Entidades e lideranças indígenas dizem que uma razão para a piora é o loteamento político da Funasa (Fundação Nacional de Saúde), responsável pelo atendimento. "O maior erro do governo Lula é que a saúde indígena se tornou partidária. O PMDB é quem manda", disse à Folha Hiparidi Toptira, 33, liderança xavante.
Para analistas da questão, a transição do modelo de saúde indígena contribuiu. Desde 2004, a Funasa reassumiu o controle de funções do atendimento, como compra de remédios. Contratos com ONGs responsáveis pelo trabalho na ponta foram revistos -alguns por problemas nas prestações de contas- e outros substituídos por novos convênios.
"Houve um retrocesso [no processo de terceirização]. O atendimento foi repassado à Funasa deixando grande parte das conveniadas sem condições para trabalhar", diz Beto Ricardo, do ISA. O vice-presidente do Cimi, Saulo Feitosa, diz, porém, que o problema não foi frear a terceirização, mas a falta de condições do Estado para assumir o atendimento. Cobram concursos específicos de funcionários para tratar os índios.
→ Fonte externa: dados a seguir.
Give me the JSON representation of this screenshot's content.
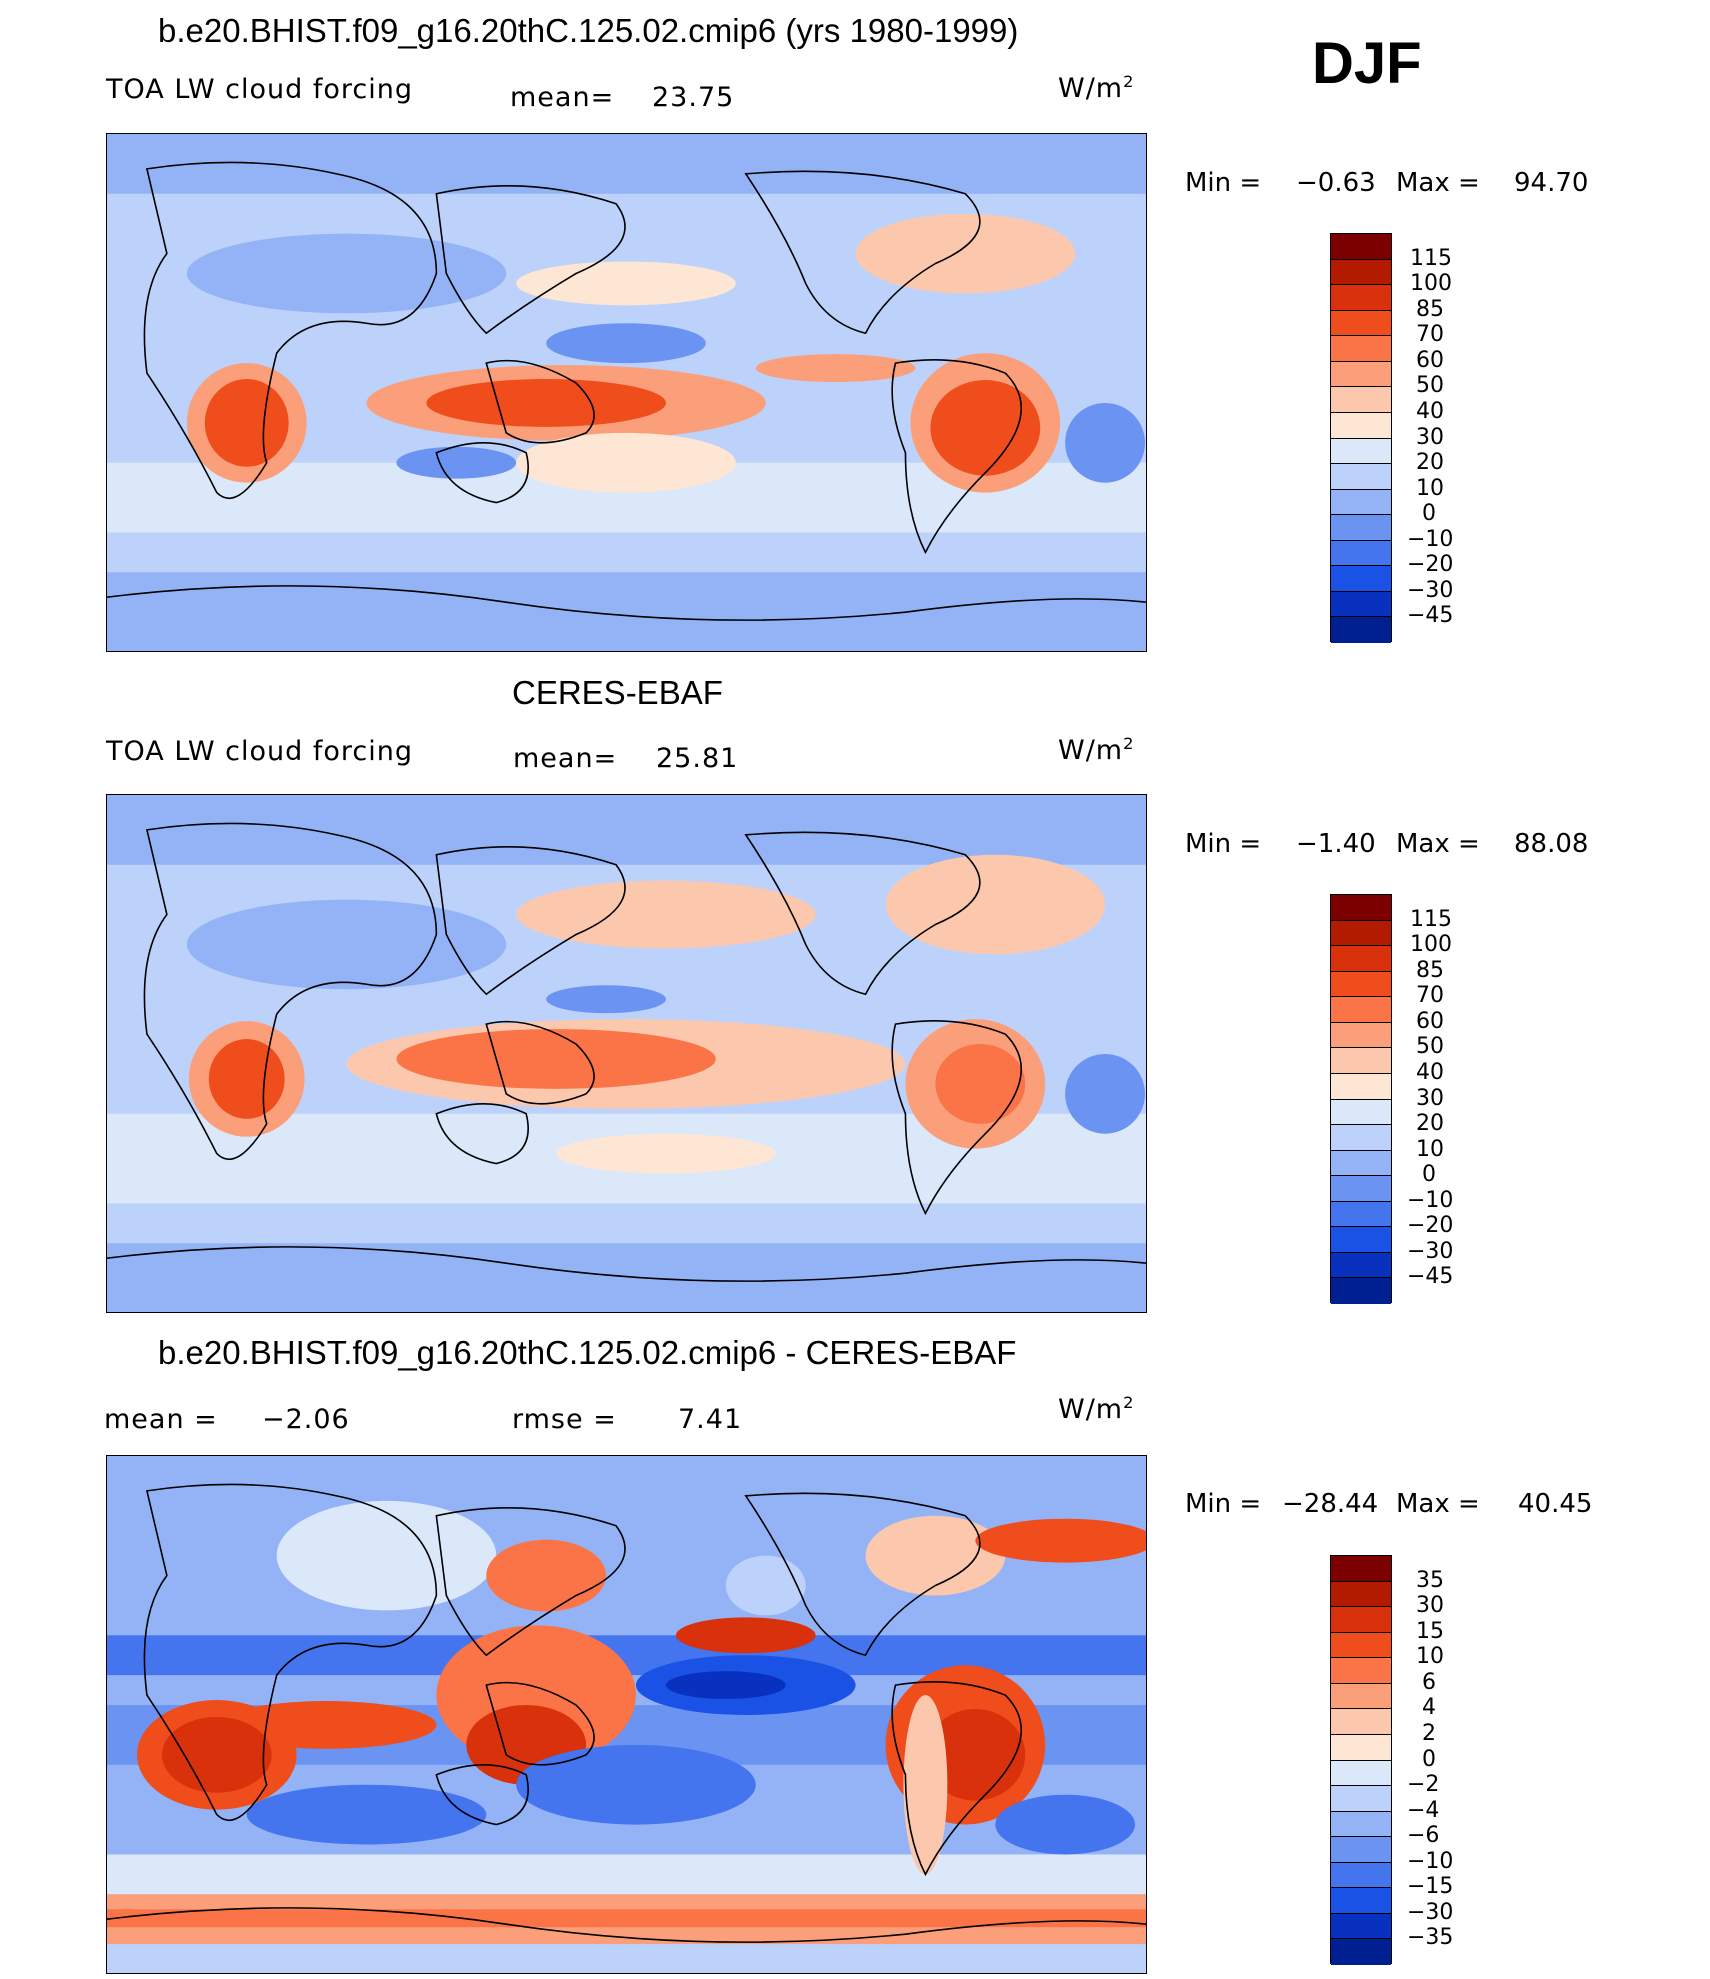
{
  "season": "DJF",
  "units": "W/m",
  "units_exp": "2",
  "panels": [
    {
      "title": "b.e20.BHIST.f09_g16.20thC.125.02.cmip6 (yrs 1980-1999)",
      "left_label": "TOA LW cloud forcing",
      "stat_label": "mean=",
      "stat_value": "23.75",
      "min_label": "Min  =",
      "min_value": "−0.63",
      "max_label": "Max  =",
      "max_value": "94.70"
    },
    {
      "title": "CERES-EBAF",
      "left_label": "TOA LW cloud forcing",
      "stat_label": "mean=",
      "stat_value": "25.81",
      "min_label": "Min  =",
      "min_value": "−1.40",
      "max_label": "Max  =",
      "max_value": "88.08"
    },
    {
      "title": "b.e20.BHIST.f09_g16.20thC.125.02.cmip6 - CERES-EBAF",
      "left_label": "mean  =",
      "left_value": "−2.06",
      "stat_label": "rmse  =",
      "stat_value": "7.41",
      "min_label": "Min  =",
      "min_value": "−28.44",
      "max_label": "Max  =",
      "max_value": "40.45"
    }
  ],
  "colorbar_abs": {
    "labels": [
      "115",
      "100",
      "85",
      "70",
      "60",
      "50",
      "40",
      "30",
      "20",
      "10",
      "0",
      "−10",
      "−20",
      "−30",
      "−45"
    ],
    "colors": [
      "#7d0000",
      "#b21b00",
      "#d8310b",
      "#f04d1c",
      "#fb7447",
      "#fb9e7a",
      "#fcc8ad",
      "#fde6d3",
      "#dbe8fa",
      "#bcd2fb",
      "#94b3f7",
      "#6b93f2",
      "#4474ee",
      "#1b52e6",
      "#0831c0",
      "#001f91"
    ]
  },
  "colorbar_diff": {
    "labels": [
      "35",
      "30",
      "15",
      "10",
      "6",
      "4",
      "2",
      "0",
      "−2",
      "−4",
      "−6",
      "−10",
      "−15",
      "−30",
      "−35"
    ],
    "colors": [
      "#7d0000",
      "#b21b00",
      "#d8310b",
      "#f04d1c",
      "#fb7447",
      "#fb9e7a",
      "#fcc8ad",
      "#fde6d3",
      "#dbe8fa",
      "#bcd2fb",
      "#94b3f7",
      "#6b93f2",
      "#4474ee",
      "#1b52e6",
      "#0831c0",
      "#001f91"
    ]
  },
  "chart_data": [
    {
      "type": "heatmap",
      "title": "b.e20.BHIST.f09_g16.20thC.125.02.cmip6 (yrs 1980-1999)",
      "variable": "TOA LW cloud forcing",
      "mean": 23.75,
      "min": -0.63,
      "max": 94.7,
      "levels": [
        -45,
        -30,
        -20,
        -10,
        0,
        10,
        20,
        30,
        40,
        50,
        60,
        70,
        85,
        100,
        115
      ]
    },
    {
      "type": "heatmap",
      "title": "CERES-EBAF",
      "variable": "TOA LW cloud forcing",
      "mean": 25.81,
      "min": -1.4,
      "max": 88.08,
      "levels": [
        -45,
        -30,
        -20,
        -10,
        0,
        10,
        20,
        30,
        40,
        50,
        60,
        70,
        85,
        100,
        115
      ]
    },
    {
      "type": "heatmap",
      "title": "b.e20.BHIST.f09_g16.20thC.125.02.cmip6 - CERES-EBAF",
      "mean": -2.06,
      "rmse": 7.41,
      "min": -28.44,
      "max": 40.45,
      "levels": [
        -35,
        -30,
        -15,
        -10,
        -6,
        -4,
        -2,
        0,
        2,
        4,
        6,
        10,
        15,
        30,
        35
      ]
    }
  ]
}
O presidente da Funasa, Paulo Lustosa (PMDB), em entrevista ao ISA, defendeu o trabalho e contestou: "Não há e não houve loteamento", diz. Admite problemas com as indicações políticas, como no Maranhão, mas afirma que só nove dos 26 Dsei (Distritos Especiais de Saúde Indígena) tiveram as chefias trocadas desde que o PMDB assumiu o órgão.